20-year-old refugee fled U kraine with$2,000 in Bitcoin
He fled with his life saving in Bitcoin on a USB drive. Here’s how cryptocurrencies are helping the country stand amid Russia’s invasion.
A 20-year-old refugee fled Ukraine with just a USB pen containing about $2,000 in Bitcoin from his savings. As reported today by CNBC, the Ukrainian, going by Fadey to protect his privacy, is just one of many refugee crossing European borders with cryptocurrencies instead of physical cash.
“I couldn’t withdraw cash at all, because the queues to ATMs were so long, and I couldn’t wait that much time” Fadey told CNBC. So he made a peer-to-peer (P2P) exchange with a friend, trading $600 worth of his bitcoin savings for złoty, the Polish national currency, which he then used to pay for a bus, a bed in an hostel for him and his girlfriend, and some food. The speed and ease of that crypto transaction proved instrumental: within two hours of his safe passage into Poland, Ukraine closed its borders to all men of fighting age. That’s why many have turned to cryptocurrency to safeguard their cash, bring their money with them, accept remittances and donations and transact with each other for daily necessities.
Fadey’s experience highlights some of the most important characteristics of bitcoin: it’s valid across borders, requires no bank, and is tethered to its owner by a password, making it a lot harder to steal than cash. But it also show how cryptocurrency is helping a country that needs money and lacks functioning banks. Deputy Minister of Digital Transformation Alex Bornyakov said last week that “In a situation like this where the national bank is not really operating, crypto is helping to perform fast transfers, to make it very quick and get results almost immediately,” adding that “the role of cryptocurrencies is “essential in this conflict, in terms of helping our army.”
Ukraine had already begun embracing crypto before its war with Russia.
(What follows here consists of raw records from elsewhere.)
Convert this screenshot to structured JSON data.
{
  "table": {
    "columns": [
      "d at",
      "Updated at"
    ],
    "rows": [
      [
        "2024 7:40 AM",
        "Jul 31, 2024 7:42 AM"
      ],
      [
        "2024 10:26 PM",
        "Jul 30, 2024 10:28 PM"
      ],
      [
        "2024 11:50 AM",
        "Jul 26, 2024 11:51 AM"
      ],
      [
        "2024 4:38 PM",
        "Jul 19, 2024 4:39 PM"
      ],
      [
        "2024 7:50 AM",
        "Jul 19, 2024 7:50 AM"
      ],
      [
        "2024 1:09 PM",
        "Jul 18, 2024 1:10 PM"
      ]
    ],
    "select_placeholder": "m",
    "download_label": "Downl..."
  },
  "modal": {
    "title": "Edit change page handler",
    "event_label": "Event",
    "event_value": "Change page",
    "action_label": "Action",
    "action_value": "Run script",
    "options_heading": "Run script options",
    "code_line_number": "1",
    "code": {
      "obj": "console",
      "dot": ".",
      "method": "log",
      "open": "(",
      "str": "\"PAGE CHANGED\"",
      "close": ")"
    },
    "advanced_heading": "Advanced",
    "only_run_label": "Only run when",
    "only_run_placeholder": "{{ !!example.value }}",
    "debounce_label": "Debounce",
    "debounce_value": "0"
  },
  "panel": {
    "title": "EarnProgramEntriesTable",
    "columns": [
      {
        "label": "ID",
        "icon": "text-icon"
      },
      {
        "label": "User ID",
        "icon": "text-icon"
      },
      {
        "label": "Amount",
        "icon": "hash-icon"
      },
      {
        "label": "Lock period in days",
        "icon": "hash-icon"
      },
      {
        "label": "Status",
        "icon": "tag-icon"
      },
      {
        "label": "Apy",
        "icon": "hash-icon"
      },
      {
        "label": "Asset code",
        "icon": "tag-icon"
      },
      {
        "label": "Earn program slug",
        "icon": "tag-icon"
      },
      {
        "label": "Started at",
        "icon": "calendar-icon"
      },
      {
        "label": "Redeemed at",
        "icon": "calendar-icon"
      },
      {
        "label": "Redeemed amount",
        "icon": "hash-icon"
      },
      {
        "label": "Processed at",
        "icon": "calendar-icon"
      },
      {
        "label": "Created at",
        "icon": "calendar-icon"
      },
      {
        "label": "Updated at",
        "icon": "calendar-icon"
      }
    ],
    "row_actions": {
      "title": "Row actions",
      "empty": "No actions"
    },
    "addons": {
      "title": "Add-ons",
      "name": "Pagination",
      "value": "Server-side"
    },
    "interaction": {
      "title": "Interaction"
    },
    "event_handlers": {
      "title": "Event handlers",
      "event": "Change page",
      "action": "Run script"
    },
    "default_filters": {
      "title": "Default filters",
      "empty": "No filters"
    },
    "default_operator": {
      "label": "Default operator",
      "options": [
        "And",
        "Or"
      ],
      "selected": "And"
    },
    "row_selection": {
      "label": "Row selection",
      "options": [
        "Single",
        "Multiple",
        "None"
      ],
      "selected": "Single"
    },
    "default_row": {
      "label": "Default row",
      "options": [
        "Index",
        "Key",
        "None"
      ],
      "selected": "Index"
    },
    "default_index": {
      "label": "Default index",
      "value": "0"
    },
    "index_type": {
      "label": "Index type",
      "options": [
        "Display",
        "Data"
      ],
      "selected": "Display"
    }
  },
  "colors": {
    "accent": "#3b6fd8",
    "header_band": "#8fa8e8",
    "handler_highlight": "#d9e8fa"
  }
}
In a global index by Chainalysis, the country was ranked fourth for cryptocurrency adoption among its citizens last year. The conflict just speeded up the government’s ambitions to build an innovative, blockchain-friendly economy.
On March 17th, President Volodymyr Zelensky officially signed a profile law legalizing cryptocurrency assets which provides the enabling environment for the conditions for the launch of a legal market for virtual assets in the country.
The government has raised more than US$100 million in cryptocurrency donations since the war started and recently announced the launch of an official donation website acceptin nine different cryptocurrencies, including bitcoin, ether, tether, solana, monero and dogecoin.